When Tony Hsieh and I first started Delivering Happiness, we didn't anticipate the tipping point of what happiness means in work and life. Coming off of the book's success, I wanted to answer the demand for more happiness in company cultures around the world. In trying to scale ourselves and showing others how to do the same, we've learned a lot about what works and what doesn't.
It can be hard to create a culture blueprint that can scale alongside your business, but feel reassured: It's doable, because we've seen it done before. At first, you might have a successful, highly collaborative team, but things start to teeter off with the flow of new hires, even more so with the addition of new locations. As your business scales, here are four steps you can take to create a culture that is scalable, adaptable, and profitable too.
1. Define your ideal culture.
Whether your culture is already awesome or could use some fine-tuning, the only way to scale your culture is to capture what it is today and define what it should be. Company perks like meditation rooms or gym memberships are not the primary focus here. It starts with your company's purpose and values -- yes, those things that are often forgotten and left on a wall or plaque.
With every one of our successful clients, they've realized the need to create or refine values that speak more closely to their company's DNA. From there, they can dissect values into specific behaviors that everyone in the company can demonstrate. Examples of refined values and behaviors below:
Previous value: Relationships
Refined value: Create Meaningful Relationships
Behavior: Connect with your co-workers and customers with compassion and communicate consciously.
Previous value: Care
Refined value: Be Caring and Live the "Golden Rule"
Behavior: Act with appreciative inquiry in your interactions. Instead of asking someone who's having a bad day, "What's wrong with you?" ask, "Are you OK? Do you want to talk?"
2. Make an action plan and road map.
A 2013 survey from Towers Watson found that only about 25 percent of change initiatives succeed. How can you better avoid the pitfalls of the failing 75 percent? By driving commitment and making a plan.
If you want to implement any initiatives, there has to be an action plan (for those short-term next steps) and a road map for rolling out your culture to the rest of the organization. What are the most important things to celebrate and challenges to address? What are the projects that come out of this? Who will own them, who will support them, and what are the milestones in three months? It might seem like you're falling down a rabbit hole when you're looking at all of the problems, but it's digestible and doable when you take it step by step, stage by stage.

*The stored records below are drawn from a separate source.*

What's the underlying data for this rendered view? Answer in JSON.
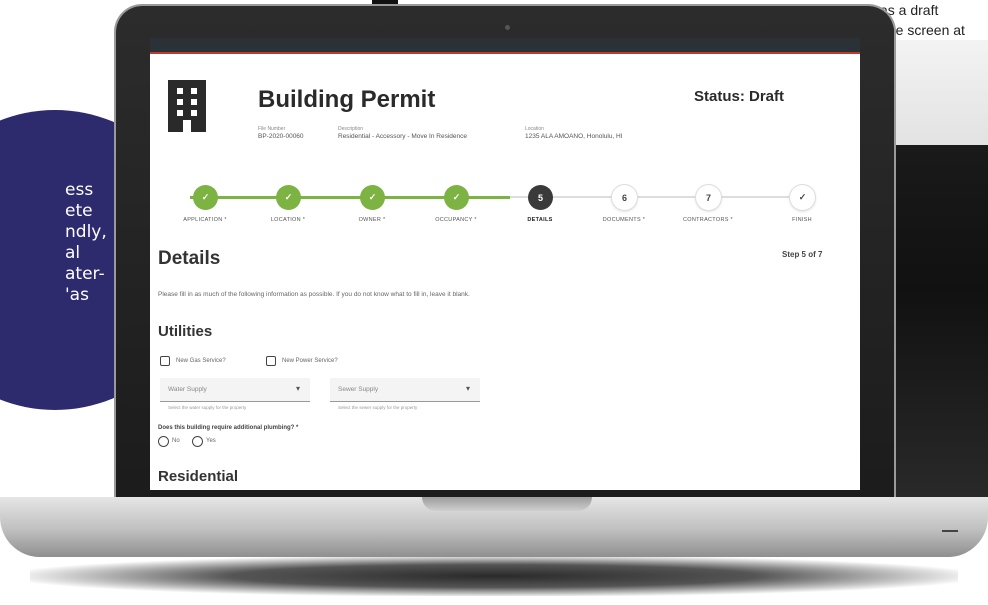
{
  "promo": {
    "lines": [
      "ess",
      "ete",
      "ndly,",
      "al",
      "ater-",
      "'as"
    ]
  },
  "caption": {
    "line1": "as a draft",
    "line2": "me screen at"
  },
  "permit": {
    "title": "Building Permit",
    "status": "Status: Draft",
    "meta": [
      {
        "label": "File Number",
        "value": "BP-2020-00060"
      },
      {
        "label": "Description",
        "value": "Residential - Accessory - Move In Residence"
      },
      {
        "label": "Location",
        "value": "1235 ALA AMOANO, Honolulu, HI"
      }
    ]
  },
  "stepper": {
    "steps": [
      {
        "label": "APPLICATION *",
        "state": "done",
        "glyph": "✓"
      },
      {
        "label": "LOCATION *",
        "state": "done",
        "glyph": "✓"
      },
      {
        "label": "OWNER *",
        "state": "done",
        "glyph": "✓"
      },
      {
        "label": "OCCUPANCY *",
        "state": "done",
        "glyph": "✓"
      },
      {
        "label": "DETAILS",
        "state": "current",
        "glyph": "5"
      },
      {
        "label": "DOCUMENTS *",
        "state": "todo",
        "glyph": "6"
      },
      {
        "label": "CONTRACTORS *",
        "state": "todo",
        "glyph": "7"
      },
      {
        "label": "FINISH",
        "state": "todo",
        "glyph": "✓"
      }
    ]
  },
  "details": {
    "heading": "Details",
    "step_of": "Step 5 of 7",
    "instructions": "Please fill in as much of the following information as possible. If you do not know what to fill in, leave it blank."
  },
  "utilities": {
    "heading": "Utilities",
    "gas_label": "New Gas Service?",
    "power_label": "New Power Service?",
    "water_select": "Water Supply",
    "water_help": "Select the water supply for the property",
    "sewer_select": "Sewer Supply",
    "sewer_help": "Select the sewer supply for the property",
    "plumbing_question": "Does this building require additional plumbing? *",
    "radio_no": "No",
    "radio_yes": "Yes"
  },
  "residential": {
    "heading": "Residential"
  },
  "icons": {
    "building": "building-icon",
    "check": "check-icon",
    "dropdown": "chevron-down-icon"
  },
  "colors": {
    "accent_green": "#7cb342",
    "current_step": "#3a3a3a",
    "promo_purple": "#2d2a6e",
    "topbar_red": "#c0392b"
  }
}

An example of an early road map initiative would be to get agreement on what your ideal company culture is. We always recommend an executive alignment session to get this foundation down first, but businesses with only a few leaders might be able to sync up on their own more easily.
3. Create a culture team.
Having a thriving and sustainable company culture requires ownership at every level -- from the leadership team to your frontliners. In your workplace already, there exist employees who are natural culture leaders (we call them culture champions or ambassadors). Take notice of who they might be. Yes, they can be people in your Human Resources or People Operations teams, but, just a head's up, there is probably an unofficial culture leader in every department you have.
With these culture teams, you can train them to facilitate your culture implementation in a localized way. Within these teams, some will be ambassadors while others will be actual facilitators who can train the rest of your employees on how to bring your ideal culture to life.
To scale culture successfully, you can't just rely on senior leadership or the founders to push it from the top down. Culture is co-owned by leadership and your on-the-ground culture teams to make sure it's bottom up, too.
4. Embrace subcultures.
As you roll out your culture strategy, expect that subcultures in your organization will arise to switch things up a bit. These subcultures might form as a response to differences in regional or work-related functions. For instance, it could be the cultural gap between the Shenzhen and the San Francisco office. Or it could be the delta between IT and Customer Service.
Though they may take on a different form, these subcultures are still in line with the foundation of your culture, so embrace them. Think of them as an adaptation needed to get full commitment from that department, location, and team. Even with the possible threat of toxic subcultures, your culture teams will have the tools and resources to help sustain alignment across the company.
Culture, like life (and happiness), is a journey. To think that you're scaling it now means you've created a business that serves a purpose for the world. So be intentional about how you scale. Without a plan, your business could go wayward and deviate from the ideal culture you've envisioned.